Let’s start off with the good. This is a movie that has learned its lesson from similar “ground eye view” disaster movies like Signs and War of the Worlds. I know a lot of reviews are harping on the characters being unlikable, but I found them refreshingly human and thankfully not as urbane as these kinds of characters usually are (look at the cast of Smallville, who have a none-too-witty quip for any occasion, to see what I’m talking about). They’re people. Stupid, smart, witty, friendly, bitchy, flirty, heroic, frightened… people. No one has a dark secret, no one has a tearful confession to make, and although there is some requisite melodrama to the love subplot, it’s all very tastefully underplayed. No one kisses in the rain while complete strangers clap, is what I’m getting at.
The monster is great, if a little… generic? You don’t really get to know it well enough to see what makes it special. It doesn’t even get a name. It’s good that it’s mysterious, but unfortunately
Cloverfield takes the
Lost tendency to say “we know the whole story, but we’re not telling you it (but trust us, there’s a whole story)” and extrapolate it to the big screen. You know how frustrating it was when they wouldn’t just come out and say what the Rabbit’s Foot was in M:I3, and thus made it cloyingly transparent that it was a McGuffin? Same thing here.
And much like its predecessors, which also never knew how to really tie up all the action they’d presented (and this has a great action/other stuff ratio), Cloverfield suffers from a weak third act/ending.
( Spoiler. )Something I do have to commend the filmmakers on is just making a proper thrill ride.

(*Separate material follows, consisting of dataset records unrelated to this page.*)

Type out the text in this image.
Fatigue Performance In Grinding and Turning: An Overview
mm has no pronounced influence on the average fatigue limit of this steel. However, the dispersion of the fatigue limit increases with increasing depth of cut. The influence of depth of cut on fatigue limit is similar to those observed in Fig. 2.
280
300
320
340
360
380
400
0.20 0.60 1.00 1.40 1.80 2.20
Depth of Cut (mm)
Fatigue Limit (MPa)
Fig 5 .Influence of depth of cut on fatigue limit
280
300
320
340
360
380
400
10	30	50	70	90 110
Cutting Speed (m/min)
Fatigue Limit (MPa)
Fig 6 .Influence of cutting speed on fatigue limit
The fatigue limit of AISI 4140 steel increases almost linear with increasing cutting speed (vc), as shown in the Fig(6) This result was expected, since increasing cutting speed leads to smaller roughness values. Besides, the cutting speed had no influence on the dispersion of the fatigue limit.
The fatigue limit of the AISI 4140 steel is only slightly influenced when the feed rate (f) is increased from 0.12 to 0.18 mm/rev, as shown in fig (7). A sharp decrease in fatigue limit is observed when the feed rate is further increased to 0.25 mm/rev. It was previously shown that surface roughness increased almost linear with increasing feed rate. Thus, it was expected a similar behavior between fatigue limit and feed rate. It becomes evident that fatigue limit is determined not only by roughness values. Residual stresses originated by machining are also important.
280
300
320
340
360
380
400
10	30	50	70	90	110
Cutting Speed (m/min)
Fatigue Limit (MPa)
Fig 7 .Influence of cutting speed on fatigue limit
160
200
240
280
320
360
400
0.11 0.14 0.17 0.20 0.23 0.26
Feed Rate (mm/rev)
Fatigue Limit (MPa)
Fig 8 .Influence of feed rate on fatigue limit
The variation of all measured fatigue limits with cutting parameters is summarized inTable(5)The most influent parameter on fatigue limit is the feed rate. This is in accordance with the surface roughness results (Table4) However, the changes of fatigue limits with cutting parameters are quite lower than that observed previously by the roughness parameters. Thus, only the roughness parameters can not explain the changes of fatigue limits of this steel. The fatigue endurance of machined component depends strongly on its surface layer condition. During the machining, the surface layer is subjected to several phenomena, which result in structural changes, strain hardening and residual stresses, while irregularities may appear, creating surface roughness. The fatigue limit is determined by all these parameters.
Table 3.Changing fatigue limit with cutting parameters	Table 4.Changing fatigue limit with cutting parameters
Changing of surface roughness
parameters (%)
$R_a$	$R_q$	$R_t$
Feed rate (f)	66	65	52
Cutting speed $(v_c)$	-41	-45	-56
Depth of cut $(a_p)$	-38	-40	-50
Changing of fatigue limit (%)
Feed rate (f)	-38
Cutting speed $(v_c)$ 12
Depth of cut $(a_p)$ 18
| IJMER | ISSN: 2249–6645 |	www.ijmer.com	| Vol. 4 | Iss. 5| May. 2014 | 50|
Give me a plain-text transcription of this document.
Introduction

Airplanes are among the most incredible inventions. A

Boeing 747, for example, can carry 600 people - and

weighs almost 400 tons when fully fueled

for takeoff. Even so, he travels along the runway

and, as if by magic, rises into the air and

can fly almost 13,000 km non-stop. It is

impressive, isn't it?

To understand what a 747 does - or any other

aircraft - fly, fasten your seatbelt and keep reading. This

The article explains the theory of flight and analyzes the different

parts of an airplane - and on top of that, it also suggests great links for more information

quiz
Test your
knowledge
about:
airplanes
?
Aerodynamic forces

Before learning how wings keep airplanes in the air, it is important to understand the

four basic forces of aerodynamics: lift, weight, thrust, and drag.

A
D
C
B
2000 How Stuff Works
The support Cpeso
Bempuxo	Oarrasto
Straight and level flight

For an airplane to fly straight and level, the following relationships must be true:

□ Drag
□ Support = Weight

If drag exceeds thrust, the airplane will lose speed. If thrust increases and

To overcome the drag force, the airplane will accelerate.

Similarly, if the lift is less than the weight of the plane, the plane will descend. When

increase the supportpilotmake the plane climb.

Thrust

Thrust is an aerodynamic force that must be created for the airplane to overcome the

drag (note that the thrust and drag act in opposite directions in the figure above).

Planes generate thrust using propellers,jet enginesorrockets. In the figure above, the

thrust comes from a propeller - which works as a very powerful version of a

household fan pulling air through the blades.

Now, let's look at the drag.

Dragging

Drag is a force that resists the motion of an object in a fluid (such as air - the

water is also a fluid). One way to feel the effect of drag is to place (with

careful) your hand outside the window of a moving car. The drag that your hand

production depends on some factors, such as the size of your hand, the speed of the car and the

Basically, they take a very real fear – an attack on New York City – and put it in the “safe” realm of the fantastical – an attack on New York City being perpetrated by a
giant fucking monster! Now, some might call that exploitative, but I think the images of 9/11 have become such a part of our cultural landscape that anyone looking to scare audiences pretty much has to deal with it. Falling buildings and roving dust clouds belong to terror the same way that Yakety Sax belongs to comedy. And besides,
Godzilla dealt with nuclear weapons, so this is a part of the genre from the beginning. And it isn’t anywhere near as ham-fisted as movies like
Land of the Dead are. Some might criticize
Cloverfield for “not saying anything”, but I’d rather stand beside a silent person than one who screams into my ear with a megaphone.
I guess the biggest disappointment is
Cloverfield being a victim of its own success. The monster is… just a monster.
Tremors did that, and the Graboids still had personality (even when they went aboveground). There’s no twist, no totally out-there bit where the monster turns out to be Cthulu or something. It’s just a monster. After all that hype, it’s just a monster. So it’s a great thrill ride, which is rare enough in this day and age, but I wish there were something more. Isn’t there a compromise between Pirates of the Caribbean 3 and Cloverfield, a movie that has a heart to go with its thrills?
Well, it probably won’t be Rambo, coming out next week, but damn if I’m not seeing it anywhere. They did draw first blood, after all, those
Vietnamese Commie small-town America Burmese bastards!